February 15, 2008 - July 31, 2008

Cooper Hewitt, Smithsonian Design Museum, New York, NY

The stylistic movement known as rococo, which began in eighteenth-century France, has infused design objects with a sinuous, organic, and sensuous impulse for three centuries. In its original manifestation, rococo dominated French design from 1730 to 1765, during the reign of Louis XV. The king and his mistress Madame de Pompadour endorsed the rococo spirit, as it reflected their predilection for an intimate lifestyle and their love of extravagance. Rococo turned away from the contraints of classicism’s geometry toward nature for models, celebrating the tactile as well as the visual, the fantastical over the intellectual. Designers competed to produce highly original, eccentric, and exotic designs in silver, refined woods, textiles, and ceramics, all of which appealed to the senses and emotions. Rococo design ideas, transmitted by decorative-arts prints, objects, and the traveling designers themselves, quickly spread to England, the Netherlands, the German states, the Iberian Peninsula, Italy, and America.
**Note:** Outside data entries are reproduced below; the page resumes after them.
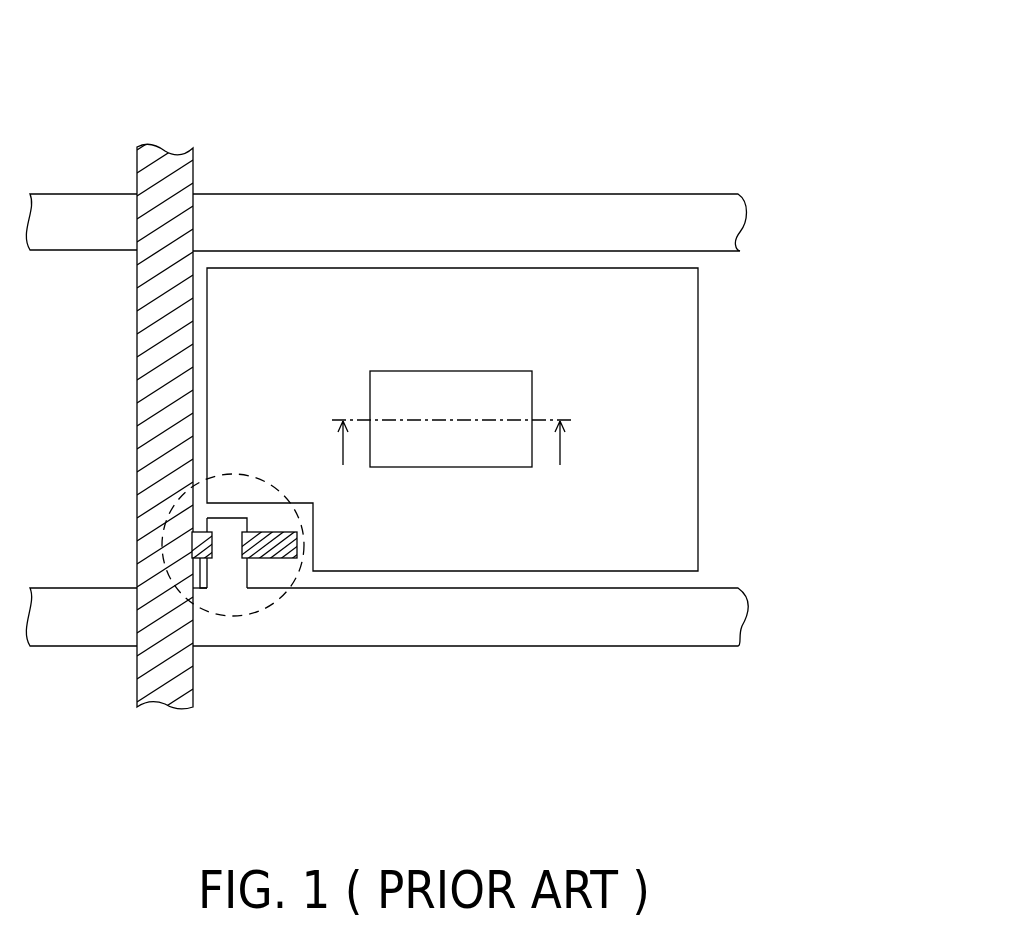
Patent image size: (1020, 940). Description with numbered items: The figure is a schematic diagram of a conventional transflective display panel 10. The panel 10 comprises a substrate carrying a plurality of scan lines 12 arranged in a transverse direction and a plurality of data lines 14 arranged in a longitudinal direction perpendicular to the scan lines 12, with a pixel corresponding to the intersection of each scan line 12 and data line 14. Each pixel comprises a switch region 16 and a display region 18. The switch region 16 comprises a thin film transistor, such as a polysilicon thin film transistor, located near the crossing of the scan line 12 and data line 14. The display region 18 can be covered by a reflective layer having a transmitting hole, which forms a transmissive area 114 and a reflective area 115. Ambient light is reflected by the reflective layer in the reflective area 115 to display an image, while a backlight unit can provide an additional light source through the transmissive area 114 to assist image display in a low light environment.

The transflective display panel 10 is at (624, 102).
The scan lines 12 is at (728, 619).
The data lines 14 is at (167, 155).
The switch region 16 is at (233, 617).
The display region 18 is at (782, 362).
The transmissive area 114 is at (515, 383).
The reflective area 115 is at (685, 455).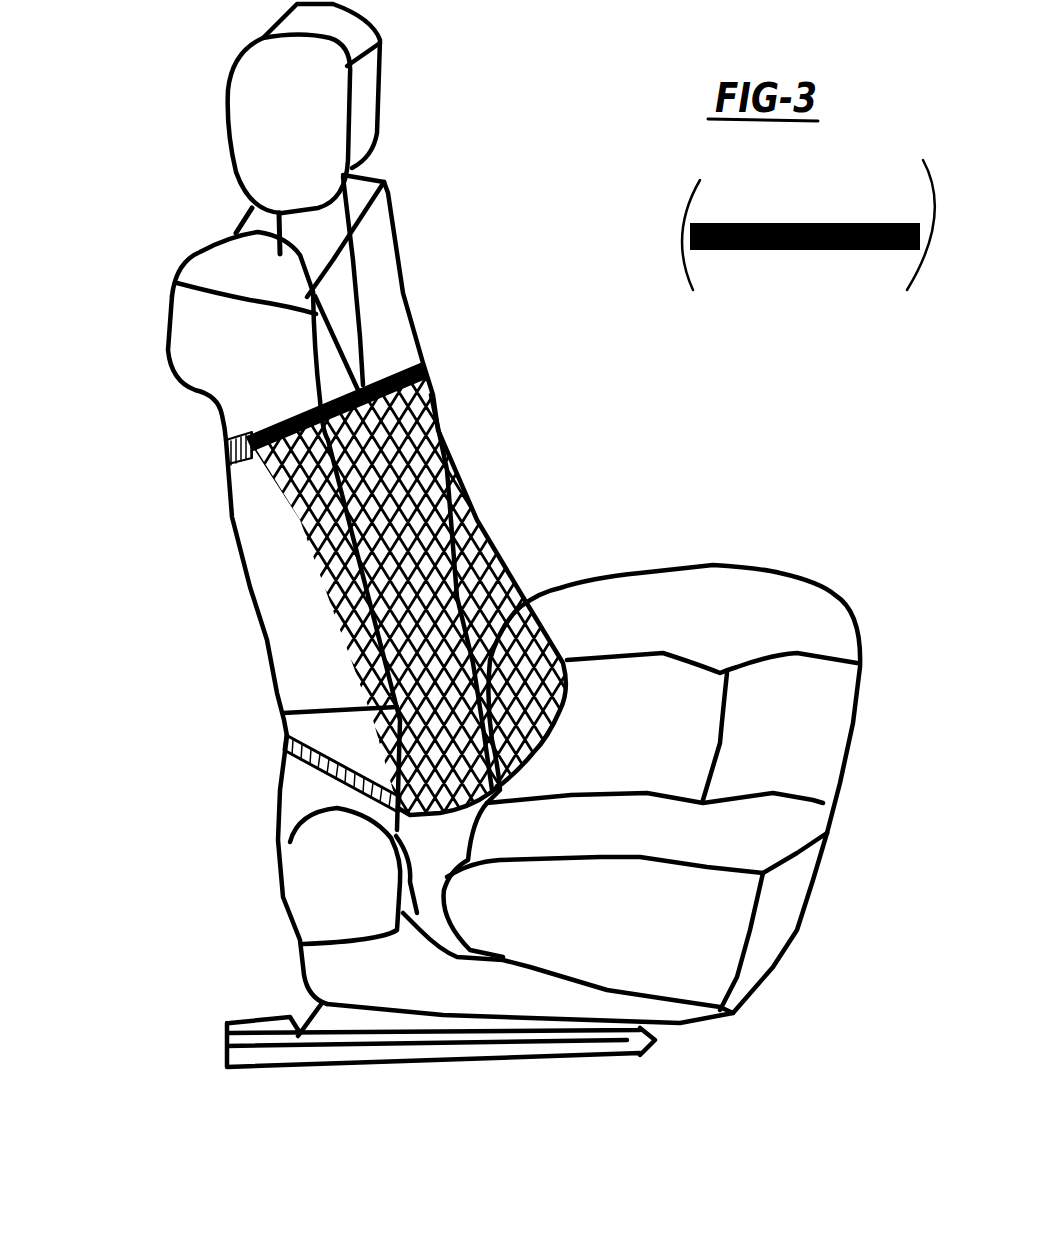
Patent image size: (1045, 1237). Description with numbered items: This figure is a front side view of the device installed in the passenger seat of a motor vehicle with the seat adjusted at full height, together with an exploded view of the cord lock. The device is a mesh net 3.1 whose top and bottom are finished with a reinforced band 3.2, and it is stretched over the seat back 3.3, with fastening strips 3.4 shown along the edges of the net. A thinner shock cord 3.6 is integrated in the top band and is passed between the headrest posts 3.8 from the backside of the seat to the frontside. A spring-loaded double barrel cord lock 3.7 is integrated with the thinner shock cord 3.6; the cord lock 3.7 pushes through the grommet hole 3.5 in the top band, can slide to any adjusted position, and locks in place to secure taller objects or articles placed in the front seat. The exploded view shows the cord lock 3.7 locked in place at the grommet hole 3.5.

The net pocket 3.1 is at (463, 470).
The edge band 3.2 is at (380, 373).
The seat back 3.3 is at (310, 587).
The fastening strip 3.4 is at (229, 451).
The grommet hole 3.5 is at (372, 383).
The thinner shock cord 3.6 is at (247, 227).
The spring-loaded double barrel cord lock 3.7 is at (376, 388).
The headrest posts 3.8 is at (267, 218).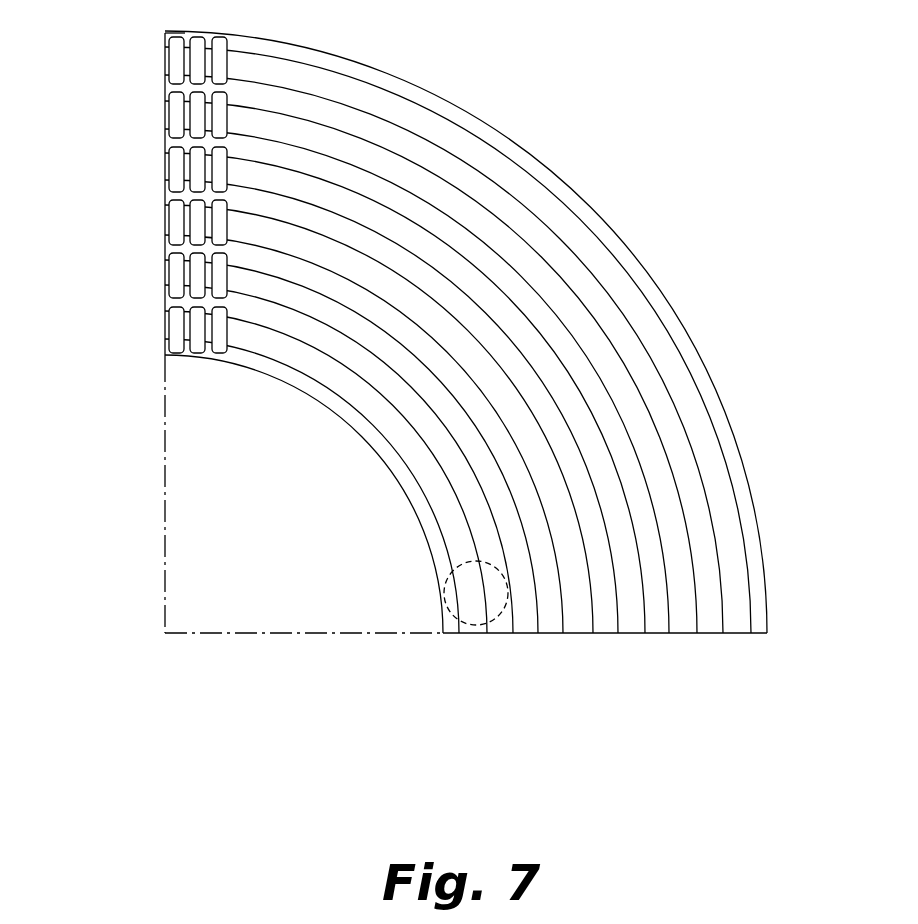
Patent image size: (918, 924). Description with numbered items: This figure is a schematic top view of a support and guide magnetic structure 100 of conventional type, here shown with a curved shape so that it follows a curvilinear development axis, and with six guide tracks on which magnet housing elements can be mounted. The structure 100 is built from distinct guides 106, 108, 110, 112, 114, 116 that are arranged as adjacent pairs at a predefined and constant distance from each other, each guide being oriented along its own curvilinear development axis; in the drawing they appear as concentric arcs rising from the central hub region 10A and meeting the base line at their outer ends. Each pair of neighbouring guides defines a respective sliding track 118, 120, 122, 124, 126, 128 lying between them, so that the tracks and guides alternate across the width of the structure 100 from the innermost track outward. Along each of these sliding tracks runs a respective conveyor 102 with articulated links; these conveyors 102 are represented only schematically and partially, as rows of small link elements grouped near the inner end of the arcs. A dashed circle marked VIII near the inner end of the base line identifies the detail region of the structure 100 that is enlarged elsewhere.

The support and guide magnetic structure 100 is at (422, 393).
The conveyor with articulated links 102 is at (165, 62).
The hub region 10A is at (450, 625).
The guide 106 is at (500, 625).
The guide 108 is at (555, 625).
The guide 110 is at (605, 625).
The guide 112 is at (659, 625).
The guide 114 is at (710, 625).
The guide 116 is at (760, 625).
The sliding track 118 is at (283, 345).
The sliding track 120 is at (350, 320).
The sliding track 122 is at (440, 322).
The sliding track 124 is at (325, 197).
The sliding track 126 is at (413, 180).
The sliding track 128 is at (490, 168).
The detail view indicator VIII is at (443, 612).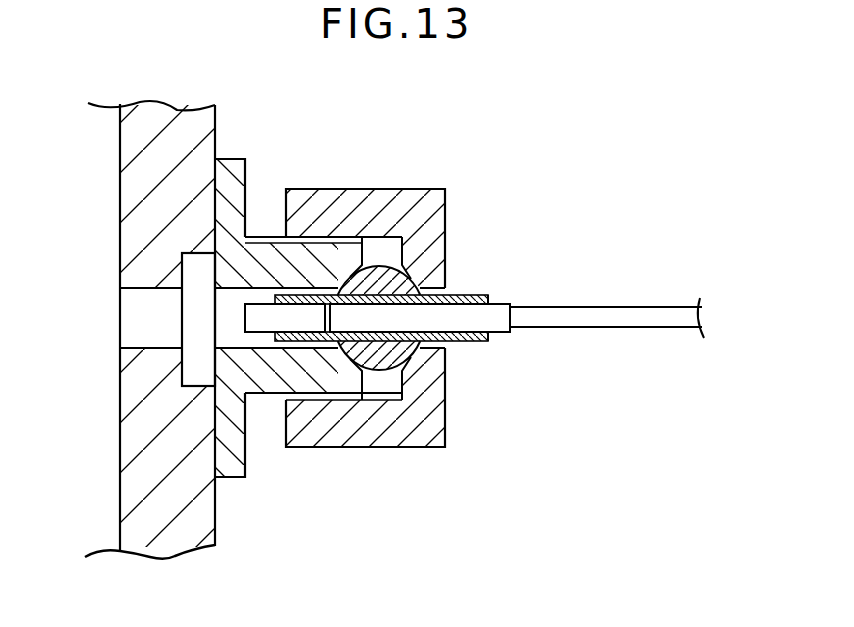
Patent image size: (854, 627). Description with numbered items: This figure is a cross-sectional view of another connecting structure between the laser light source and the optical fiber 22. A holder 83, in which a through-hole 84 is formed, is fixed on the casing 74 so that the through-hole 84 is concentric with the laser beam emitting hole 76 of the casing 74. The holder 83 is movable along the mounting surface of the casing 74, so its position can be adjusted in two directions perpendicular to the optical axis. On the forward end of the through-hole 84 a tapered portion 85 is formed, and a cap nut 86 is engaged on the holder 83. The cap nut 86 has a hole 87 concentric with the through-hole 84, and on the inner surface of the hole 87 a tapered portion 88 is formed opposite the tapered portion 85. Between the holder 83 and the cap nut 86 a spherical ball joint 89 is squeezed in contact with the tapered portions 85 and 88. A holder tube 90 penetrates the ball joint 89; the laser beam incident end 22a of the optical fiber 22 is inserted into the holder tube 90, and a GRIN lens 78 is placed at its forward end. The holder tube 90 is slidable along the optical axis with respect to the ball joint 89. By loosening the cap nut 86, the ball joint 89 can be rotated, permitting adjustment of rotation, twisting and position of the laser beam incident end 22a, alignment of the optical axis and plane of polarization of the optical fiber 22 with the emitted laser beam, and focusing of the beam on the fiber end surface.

The casing 74 is at (203, 125).
The laser beam emitting hole 76 is at (163, 330).
The GRIN lens 78 is at (258, 321).
The holder 83 is at (247, 180).
The through-hole 84 is at (262, 341).
The tapered portion 85 is at (445, 287).
The cap nut 86 is at (416, 189).
The hole 87 is at (445, 291).
The tapered portion 88 is at (377, 368).
The spherical ball joint 89 is at (362, 348).
The holder tube 90 is at (480, 338).
The optical fiber 22 is at (623, 307).
The laser beam incident end 22a is at (463, 315).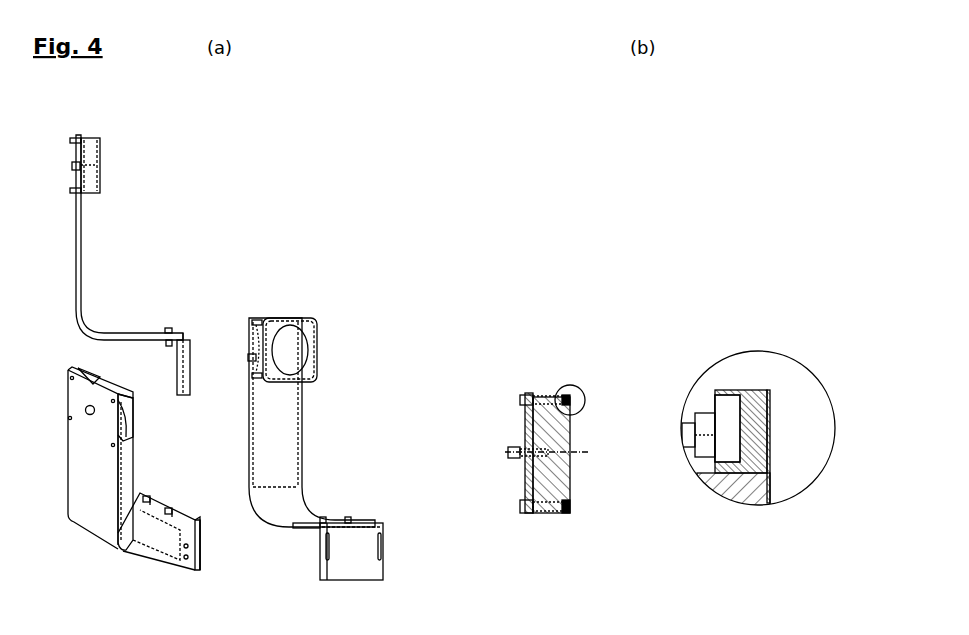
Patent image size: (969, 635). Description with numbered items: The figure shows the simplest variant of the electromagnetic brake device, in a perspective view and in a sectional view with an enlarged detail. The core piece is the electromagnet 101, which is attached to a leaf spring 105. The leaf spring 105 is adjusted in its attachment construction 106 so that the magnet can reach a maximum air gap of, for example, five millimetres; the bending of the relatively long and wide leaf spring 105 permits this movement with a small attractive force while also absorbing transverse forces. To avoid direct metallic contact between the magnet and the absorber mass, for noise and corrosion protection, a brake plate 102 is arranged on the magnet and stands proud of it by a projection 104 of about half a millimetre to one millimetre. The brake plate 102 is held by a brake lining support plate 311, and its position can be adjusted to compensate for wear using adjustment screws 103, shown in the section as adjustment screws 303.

The rococo impulse went underground during the late eighteenth and early nineteenth centuries, when neoclassicism prevailed, then resurfaced in England under the flamboyant Prince Regent, later George IV, and in France during the Second Empire (1852-70). Rococo’s most significant later interpretation occurred internationally from about 1880 to 1915, when designers found inspiration in the natural flow of the rococo aesthetic for a new design concept known as Art Nouveau. While the austere geometry of modernism governed much of design thinking during the twentieth century, designers continually returned to organic, natural curves as a source of inspiration in the 1930s, 1950s, and the psychedelic 1960s. More recently, the rococo spirit has burst forth once again as a creative force.

Through the past 300 years, the generative influences behind rococo and its revivals appear to be similar. Rococo erupts in reaction to periods of severe constraint and thrives in times of burgeoning economic prosperity. Rococo objects speak to human desires that go beyond simple necessity, and many are works of extreme craftsmanship. They tap into the sensuous, pleasure-seeking aspects of design when designers and their patrons seek creative freedom and fantasy. Finally, rococo reflects increased respect for the feminine, with objeccts referencing the female form. Rococo: The Continuing Curve, 1730-2008 places the exuberant movement within the historic continuum, bringing together an unprecedented collection of designers and objects of different eras to celebrate the joyful and liberating spirit of rococo.

Joris Laarman [Dutch, b. 1979]

Heatwave Radiator, 2007

Molded polyconcrete (polyester concrete), aluminum

Laarman’s rococo-inspired Heatwave radiator consists of modular units cast from reinforced concrete. Disputing the modernist correlation between functionality and streamlined forms, Laarman asserts that high decoration can foster increased function: “A radiator needs a large surface to give its heat to the air. The more decoration a radiator has, the better it works.”